La nouvelle Maison de La Vache qui rit sera véritablement un lieu à partager, un lieu de rencontre dans un dialogue sans cesse réinterrogé entre patrimoine historique, scientifique, création contemporaine et démarches participatives.

> Une nouvelle exploration historique
La visite commence par l’espace historique des caves qui présente l’aventure de la marque depuis sa création. Du premier atelier d’affinage de Jules Bel, aux grandes campagnes publicitaires, 6 îlots, comme des blocs de lait en suspension, dévoilent des objets d’archives, des films d’époque, et des documents issus des collections. Formidable voyage dans l’histoire  qui montre combien cette marque témoigne de l’évolution de notre société.

> Des « installations » plastiques tout au long du parcours
Le parcours est jalonné d’une installation de 2000 portions de Vache qui rit dès l’entrée, d’une cimaise composée de têtes de vache sur plus de 5 mètres de haut et d’un plateau de fromage géant à l’étage. Cela incarne la volonté du Groupe Bel de s’associer à la création contemporaine et permet de surprendre les visiteurs par des ponctuations plus esthétiques.

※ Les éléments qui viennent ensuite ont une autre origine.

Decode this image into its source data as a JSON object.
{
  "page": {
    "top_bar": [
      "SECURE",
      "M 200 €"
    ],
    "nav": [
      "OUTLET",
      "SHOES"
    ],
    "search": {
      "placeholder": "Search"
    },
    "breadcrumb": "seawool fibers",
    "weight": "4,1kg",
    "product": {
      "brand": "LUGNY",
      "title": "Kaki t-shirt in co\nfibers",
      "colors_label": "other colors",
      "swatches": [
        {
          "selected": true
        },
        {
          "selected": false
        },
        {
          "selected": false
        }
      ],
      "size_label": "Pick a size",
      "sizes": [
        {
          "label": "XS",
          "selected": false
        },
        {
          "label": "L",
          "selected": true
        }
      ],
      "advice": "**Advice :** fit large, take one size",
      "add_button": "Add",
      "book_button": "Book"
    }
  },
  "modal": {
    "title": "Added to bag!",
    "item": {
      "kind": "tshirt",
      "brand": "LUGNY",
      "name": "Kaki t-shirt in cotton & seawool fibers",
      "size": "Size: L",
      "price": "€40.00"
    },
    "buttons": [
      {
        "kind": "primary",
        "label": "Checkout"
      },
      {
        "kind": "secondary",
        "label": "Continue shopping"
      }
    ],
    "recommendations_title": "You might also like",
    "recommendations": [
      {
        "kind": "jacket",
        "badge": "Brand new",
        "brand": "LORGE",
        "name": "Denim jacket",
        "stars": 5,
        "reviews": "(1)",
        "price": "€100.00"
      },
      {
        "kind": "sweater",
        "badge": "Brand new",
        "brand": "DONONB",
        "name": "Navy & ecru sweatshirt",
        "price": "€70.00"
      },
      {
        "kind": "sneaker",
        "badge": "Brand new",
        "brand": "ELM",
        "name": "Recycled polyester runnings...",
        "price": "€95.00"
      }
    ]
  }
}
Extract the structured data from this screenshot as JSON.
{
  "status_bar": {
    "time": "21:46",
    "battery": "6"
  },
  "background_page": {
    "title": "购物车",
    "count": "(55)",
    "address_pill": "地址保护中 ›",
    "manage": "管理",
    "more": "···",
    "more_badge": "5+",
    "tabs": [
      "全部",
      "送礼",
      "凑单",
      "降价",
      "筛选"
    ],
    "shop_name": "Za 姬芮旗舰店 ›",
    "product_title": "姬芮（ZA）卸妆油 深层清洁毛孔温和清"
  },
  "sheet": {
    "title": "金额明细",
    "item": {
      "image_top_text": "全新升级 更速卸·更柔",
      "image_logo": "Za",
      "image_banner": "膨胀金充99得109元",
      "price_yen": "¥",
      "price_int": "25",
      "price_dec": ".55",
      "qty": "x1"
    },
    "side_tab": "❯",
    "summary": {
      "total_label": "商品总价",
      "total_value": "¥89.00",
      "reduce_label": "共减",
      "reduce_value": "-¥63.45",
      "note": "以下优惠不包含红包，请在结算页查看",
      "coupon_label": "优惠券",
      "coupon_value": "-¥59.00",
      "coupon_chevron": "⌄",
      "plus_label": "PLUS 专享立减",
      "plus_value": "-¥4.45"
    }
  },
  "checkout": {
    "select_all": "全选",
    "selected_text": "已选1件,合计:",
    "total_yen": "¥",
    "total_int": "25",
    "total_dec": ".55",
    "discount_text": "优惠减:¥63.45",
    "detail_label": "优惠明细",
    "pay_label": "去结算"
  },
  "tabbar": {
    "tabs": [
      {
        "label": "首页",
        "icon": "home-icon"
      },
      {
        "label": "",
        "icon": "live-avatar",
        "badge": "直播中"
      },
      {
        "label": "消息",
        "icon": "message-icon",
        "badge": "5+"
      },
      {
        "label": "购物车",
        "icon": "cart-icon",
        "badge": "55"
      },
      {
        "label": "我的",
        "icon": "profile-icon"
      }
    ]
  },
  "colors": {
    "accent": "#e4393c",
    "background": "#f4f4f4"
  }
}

> Comment visualiser les données industrielles pour mieux les comprendre
Dans la zone « fabrication » les visiteurs pourront réaliser combien la miniaturisation des produits est complexe. Un film d’animation réalisé par Delphine et Matthieu Perret dialogue
avec une maquette du Studio Straat pour expliquer le processus de fabrication. Au même endroit, plusieurs films métiers et un mur d’emballage finalisent la compréhension de cette
zone technique.

> Élargir sa vision grâce au multimédia et à la vidéo
Même si la volonté de ce projet n’a pas été de surcharger le visiteur de dispositifs multimédia, on a choisi de les proposer comme des surprises et des moments inédits. Le dispositif
« Les explorateurs du temps » réalisé par Merci Michel permet de faire le tour d’une planète pour y découvrir l’univers Bel. Un autre dispositif plus émouvant et plus atypique est cette
projection sur un mur de 6 mètres de long conçu par deux jeunes réalisateurs, Thibault Oskian et Virgile Charlot, qui nous font voyager sur 3 continents à la rencontre des populations.

> Des dispositifs à la mode jurassienne
– Des tables de nutrition qui invitent les familles à découvrir le bien manger et à mieux connaitre les familles d’aliments
– Un dispositif ludique pour fabriquer des objets à partir d’emballages des produits Bel

> L’atelier cuisine
Une magnifique cuisine s’ouvre maintenant aux groupes, (scolaires, entreprises, associations, familles) pour s’initier à la préparation et déguster des recettes originales à base des produits Bel. Adapté au nouveau concept de La Maison de La Vache qui rit, cet espace de création est un outil de médiation qui accompagne les nouvelles démarches nutritionnelles
du Groupe Bel, expérimente les goûts, les sens, et les initiatives culinaires les plus originales.
À la manière d’un incubateur, cet espace accueille la démarche et le processus créatif engagé par le travail de chefs, d’artistes et de designers en résidence. Il soutient toutes les initiatives des startups qui pensent la nourriture de demain. Cet espace invite les résidents à prolonger leurs recherches dans l’atelier cuisine et à travailler à partir des produits et des savoir-faire locaux.
L’atelier cuisine de La Maison de La vache qui rit se veut être une plateforme d’échange et de dialogue, de transmission et de création, entre collaborateurs du Groupe Bel, artistes ou designers, artisans de bouche et habitants dans une volonté de transmission intergénérationnelle.

A l’image d’une promenade, la visite se veut apaisante, surprenante, joyeuse, instructive. Elle dévoile de nouvelles thématiques (histoire, fabrication, métiers, nutrition, développement durable, partage, rencontre avec les populations, découverte des produits Bel) et pousse à sortir un peu de son rythme habituel.